The National Conference, summoned under the auspices of the Jewish Agency, will bring together Jewish leaders from all parts of the United States for the purpose of considering the status of rebuilding activities in Palestine and to launch the 1933 fundraising effort for Palestine. Among those who will deliver addresses at the Conference are Felix M. Warburg, Judge Julian W. Mack, Dr. Stephen S. Wise, Judge William M. Lewis, Louis Lipsky, Rabbi Samuel Schulman, Morris Rothenberg, Dr. Cyrus Adler, and Nathan Straus, Jr.

In his statement outlining the present situation of the Jewish Agency, in whose formation three years ago he played a leading part, Dr. Adler says:

“I express the hope that the National Conference on Palestine which is to be held in New York City on January 15th will be widely attended and that its purposes will meet with the support of all those who are interested in the upbuilding of the Holy Land.

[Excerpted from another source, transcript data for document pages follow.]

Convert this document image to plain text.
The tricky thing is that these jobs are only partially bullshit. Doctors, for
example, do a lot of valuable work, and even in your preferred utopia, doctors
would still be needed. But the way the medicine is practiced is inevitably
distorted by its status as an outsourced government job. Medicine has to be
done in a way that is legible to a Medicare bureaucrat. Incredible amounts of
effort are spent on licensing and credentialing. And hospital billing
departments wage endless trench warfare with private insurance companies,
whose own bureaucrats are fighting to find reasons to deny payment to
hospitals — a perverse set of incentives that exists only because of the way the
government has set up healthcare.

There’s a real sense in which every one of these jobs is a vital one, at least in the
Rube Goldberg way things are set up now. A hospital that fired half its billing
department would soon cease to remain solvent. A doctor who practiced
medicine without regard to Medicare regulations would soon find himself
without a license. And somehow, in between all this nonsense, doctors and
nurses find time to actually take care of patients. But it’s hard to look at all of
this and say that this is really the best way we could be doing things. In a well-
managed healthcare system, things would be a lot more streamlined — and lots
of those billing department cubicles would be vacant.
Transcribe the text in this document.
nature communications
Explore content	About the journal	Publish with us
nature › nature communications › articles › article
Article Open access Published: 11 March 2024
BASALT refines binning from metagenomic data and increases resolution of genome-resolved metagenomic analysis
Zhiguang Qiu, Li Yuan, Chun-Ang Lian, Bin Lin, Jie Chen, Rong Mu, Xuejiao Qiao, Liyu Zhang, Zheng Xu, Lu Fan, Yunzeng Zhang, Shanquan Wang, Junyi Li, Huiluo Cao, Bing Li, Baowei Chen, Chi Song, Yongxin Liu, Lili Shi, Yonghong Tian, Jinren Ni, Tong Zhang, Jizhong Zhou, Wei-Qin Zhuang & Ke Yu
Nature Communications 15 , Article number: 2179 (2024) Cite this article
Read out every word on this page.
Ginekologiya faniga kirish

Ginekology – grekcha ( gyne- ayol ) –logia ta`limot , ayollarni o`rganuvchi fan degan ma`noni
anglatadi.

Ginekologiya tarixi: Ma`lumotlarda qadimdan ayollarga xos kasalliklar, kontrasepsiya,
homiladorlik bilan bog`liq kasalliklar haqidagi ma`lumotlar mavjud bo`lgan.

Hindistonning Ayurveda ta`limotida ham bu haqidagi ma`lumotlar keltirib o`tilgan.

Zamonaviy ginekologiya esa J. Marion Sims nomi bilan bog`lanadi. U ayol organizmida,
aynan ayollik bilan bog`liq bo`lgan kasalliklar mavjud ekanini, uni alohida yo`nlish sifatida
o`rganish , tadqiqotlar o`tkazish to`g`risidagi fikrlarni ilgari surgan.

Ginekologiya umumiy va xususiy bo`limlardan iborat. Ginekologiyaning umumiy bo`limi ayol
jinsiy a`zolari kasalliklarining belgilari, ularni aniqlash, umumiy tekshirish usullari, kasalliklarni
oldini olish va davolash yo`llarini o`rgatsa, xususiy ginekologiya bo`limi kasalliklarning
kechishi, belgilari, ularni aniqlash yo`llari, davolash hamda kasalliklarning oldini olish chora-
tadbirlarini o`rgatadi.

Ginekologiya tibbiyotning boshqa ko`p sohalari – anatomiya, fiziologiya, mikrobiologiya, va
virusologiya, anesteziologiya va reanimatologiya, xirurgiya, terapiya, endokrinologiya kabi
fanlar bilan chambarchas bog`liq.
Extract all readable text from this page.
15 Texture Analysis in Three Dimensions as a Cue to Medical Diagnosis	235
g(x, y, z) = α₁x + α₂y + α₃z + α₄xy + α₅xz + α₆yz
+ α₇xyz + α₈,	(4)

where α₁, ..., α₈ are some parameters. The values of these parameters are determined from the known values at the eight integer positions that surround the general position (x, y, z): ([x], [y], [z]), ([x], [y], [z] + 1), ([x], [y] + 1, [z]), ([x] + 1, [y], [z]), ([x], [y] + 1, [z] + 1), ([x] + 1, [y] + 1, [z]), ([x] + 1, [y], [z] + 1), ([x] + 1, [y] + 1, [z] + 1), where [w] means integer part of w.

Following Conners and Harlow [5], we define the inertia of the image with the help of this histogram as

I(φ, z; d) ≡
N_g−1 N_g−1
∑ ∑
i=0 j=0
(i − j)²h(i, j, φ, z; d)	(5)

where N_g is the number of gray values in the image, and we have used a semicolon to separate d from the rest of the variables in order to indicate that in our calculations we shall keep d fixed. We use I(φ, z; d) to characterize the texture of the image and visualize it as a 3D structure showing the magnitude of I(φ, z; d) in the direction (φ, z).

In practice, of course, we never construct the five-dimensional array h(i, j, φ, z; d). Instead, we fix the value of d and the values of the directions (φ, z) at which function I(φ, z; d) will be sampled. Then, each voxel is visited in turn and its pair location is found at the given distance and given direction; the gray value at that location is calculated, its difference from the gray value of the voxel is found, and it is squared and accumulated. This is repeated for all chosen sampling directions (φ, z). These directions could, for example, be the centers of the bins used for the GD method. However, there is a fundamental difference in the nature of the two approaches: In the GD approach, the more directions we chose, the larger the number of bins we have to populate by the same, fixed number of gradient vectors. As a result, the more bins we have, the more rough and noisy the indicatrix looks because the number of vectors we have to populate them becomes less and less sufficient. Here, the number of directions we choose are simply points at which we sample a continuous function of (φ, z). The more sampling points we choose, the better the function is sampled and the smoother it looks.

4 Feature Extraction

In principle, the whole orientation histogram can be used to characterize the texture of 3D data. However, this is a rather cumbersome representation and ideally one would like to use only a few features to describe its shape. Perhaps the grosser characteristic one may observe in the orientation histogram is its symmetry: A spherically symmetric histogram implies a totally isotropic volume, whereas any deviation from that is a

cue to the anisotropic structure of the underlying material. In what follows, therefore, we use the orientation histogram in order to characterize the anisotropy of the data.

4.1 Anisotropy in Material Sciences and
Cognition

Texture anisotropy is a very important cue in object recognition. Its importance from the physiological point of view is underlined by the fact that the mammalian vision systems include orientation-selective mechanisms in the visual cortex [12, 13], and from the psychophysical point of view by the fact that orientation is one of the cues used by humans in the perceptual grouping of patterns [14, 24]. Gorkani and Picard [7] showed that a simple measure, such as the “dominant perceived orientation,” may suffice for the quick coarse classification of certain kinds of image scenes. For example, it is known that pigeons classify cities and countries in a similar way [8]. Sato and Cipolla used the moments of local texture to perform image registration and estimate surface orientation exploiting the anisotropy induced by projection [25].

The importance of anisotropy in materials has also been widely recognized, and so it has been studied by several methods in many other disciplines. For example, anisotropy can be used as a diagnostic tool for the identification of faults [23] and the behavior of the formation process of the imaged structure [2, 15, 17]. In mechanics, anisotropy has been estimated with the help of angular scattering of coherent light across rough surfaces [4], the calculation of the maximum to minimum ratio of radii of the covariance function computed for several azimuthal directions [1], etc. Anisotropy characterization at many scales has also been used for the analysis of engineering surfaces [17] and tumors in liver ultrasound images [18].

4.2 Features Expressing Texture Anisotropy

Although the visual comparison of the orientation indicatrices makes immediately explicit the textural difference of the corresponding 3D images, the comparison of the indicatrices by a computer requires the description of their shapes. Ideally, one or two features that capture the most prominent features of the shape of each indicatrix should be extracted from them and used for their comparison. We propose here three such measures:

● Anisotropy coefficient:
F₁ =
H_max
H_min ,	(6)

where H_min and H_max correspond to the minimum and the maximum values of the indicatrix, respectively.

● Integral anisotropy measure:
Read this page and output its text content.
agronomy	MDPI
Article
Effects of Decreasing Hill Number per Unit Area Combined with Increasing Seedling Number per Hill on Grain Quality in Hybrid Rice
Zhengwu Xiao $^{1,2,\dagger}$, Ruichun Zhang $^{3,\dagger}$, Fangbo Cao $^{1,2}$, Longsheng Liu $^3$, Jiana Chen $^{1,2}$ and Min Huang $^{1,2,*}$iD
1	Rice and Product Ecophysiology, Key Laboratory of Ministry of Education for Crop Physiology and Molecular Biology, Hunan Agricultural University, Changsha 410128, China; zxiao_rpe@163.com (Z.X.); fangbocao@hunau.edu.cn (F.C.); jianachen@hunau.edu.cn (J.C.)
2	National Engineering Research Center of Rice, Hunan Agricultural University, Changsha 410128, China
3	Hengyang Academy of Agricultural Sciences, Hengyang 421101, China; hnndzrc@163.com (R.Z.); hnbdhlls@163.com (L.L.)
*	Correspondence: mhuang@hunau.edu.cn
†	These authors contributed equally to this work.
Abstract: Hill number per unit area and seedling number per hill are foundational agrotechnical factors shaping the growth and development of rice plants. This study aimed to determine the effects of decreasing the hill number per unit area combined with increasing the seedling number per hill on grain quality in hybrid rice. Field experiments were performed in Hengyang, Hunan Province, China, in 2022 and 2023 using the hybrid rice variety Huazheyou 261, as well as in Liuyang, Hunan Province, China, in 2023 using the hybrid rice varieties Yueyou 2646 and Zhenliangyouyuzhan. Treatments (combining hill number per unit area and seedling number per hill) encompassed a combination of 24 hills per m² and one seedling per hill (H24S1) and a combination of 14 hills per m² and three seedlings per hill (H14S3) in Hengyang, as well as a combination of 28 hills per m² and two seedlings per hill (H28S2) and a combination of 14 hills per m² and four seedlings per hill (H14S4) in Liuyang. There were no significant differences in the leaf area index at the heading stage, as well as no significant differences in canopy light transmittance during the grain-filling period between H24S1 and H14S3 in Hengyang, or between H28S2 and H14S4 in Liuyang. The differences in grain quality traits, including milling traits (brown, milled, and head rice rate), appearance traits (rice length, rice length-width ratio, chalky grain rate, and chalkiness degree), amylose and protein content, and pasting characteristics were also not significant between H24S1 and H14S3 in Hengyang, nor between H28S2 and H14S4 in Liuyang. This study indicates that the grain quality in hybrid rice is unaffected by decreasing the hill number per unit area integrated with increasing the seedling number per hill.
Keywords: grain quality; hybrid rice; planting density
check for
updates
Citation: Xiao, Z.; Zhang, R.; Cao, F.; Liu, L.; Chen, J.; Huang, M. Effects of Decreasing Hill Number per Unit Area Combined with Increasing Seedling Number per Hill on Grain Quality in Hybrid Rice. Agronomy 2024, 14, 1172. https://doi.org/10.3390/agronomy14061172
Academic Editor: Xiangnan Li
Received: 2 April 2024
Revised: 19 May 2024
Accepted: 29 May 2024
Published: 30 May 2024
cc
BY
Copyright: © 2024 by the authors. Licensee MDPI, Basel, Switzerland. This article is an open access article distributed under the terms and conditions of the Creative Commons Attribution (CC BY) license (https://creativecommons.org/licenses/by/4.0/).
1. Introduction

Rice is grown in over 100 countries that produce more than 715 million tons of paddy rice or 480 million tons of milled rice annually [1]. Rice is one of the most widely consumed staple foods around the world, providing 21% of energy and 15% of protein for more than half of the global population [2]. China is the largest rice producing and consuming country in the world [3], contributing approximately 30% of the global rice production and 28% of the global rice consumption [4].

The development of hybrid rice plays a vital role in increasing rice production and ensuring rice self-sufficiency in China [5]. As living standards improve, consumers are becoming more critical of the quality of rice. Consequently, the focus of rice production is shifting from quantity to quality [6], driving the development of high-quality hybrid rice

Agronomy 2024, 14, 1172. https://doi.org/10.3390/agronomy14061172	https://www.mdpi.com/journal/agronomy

“For the past few years the economic situation in Palestine has been more fortunate than most lands. We all hope that it will continue to be so, but the statesman or economist or industrial leader who can make predictions for continued prosperity anywhere in the world is today, if not the forgotten man, at least the unknown man.

“The Jewish Agency for Palestine, which carries on as it were the slender administrative work necessary to continue the upbuilding of the Yishuv, has been cut down to a skeleton organization. We have all realized with the great need of the world that the generous outpourings of years back are not to be expected and the Jewish Agency has for the past several years been increasingly tightening its belt. It has now reached the point where it cannot draw in any more notches and it is for this very slender support that I think Palestine has a right to ask even of America.

“There is a point beyond which an organization that undertakes to look out for educational work, health work, settling immigrants, the necessary machinery for contact with the government, the necessary machinery for the promotion of industry, agriculture, and the marketing of products, etc., cannot be reduced. Here the Jewish people are asked to aid in a policy of construction and, moreover, a piece of constructive work which is flung, as it were, before the yes of the world and for which the Jews have engaged their honor to all the nations.

“I am aware of the fact that there are some who feel that it is unpatriotic for an American to propose even that any money should be sent out of our country at the present time. The small sum which is required on our part to aid in maintaining the Jewish Agency bears an insignificant proportion to our whole balance of trade or even to the luxuries and trifles which American people unthinkingly buy from abroad that have to be paid for out of money sent over from this country.”

The Conference, which will elect national officers for the American Palestine Campaign, and consider plans for revision of fund-raising procedure which have been under discussion for several months, will also hear from Robert M. Bernstein, Philadelphia, Assistant United States Attorney Elihu D. Stone, Boston; Mrs. Archibald Silverman, Providence; Rabbi Solomon Goldman, Chicago.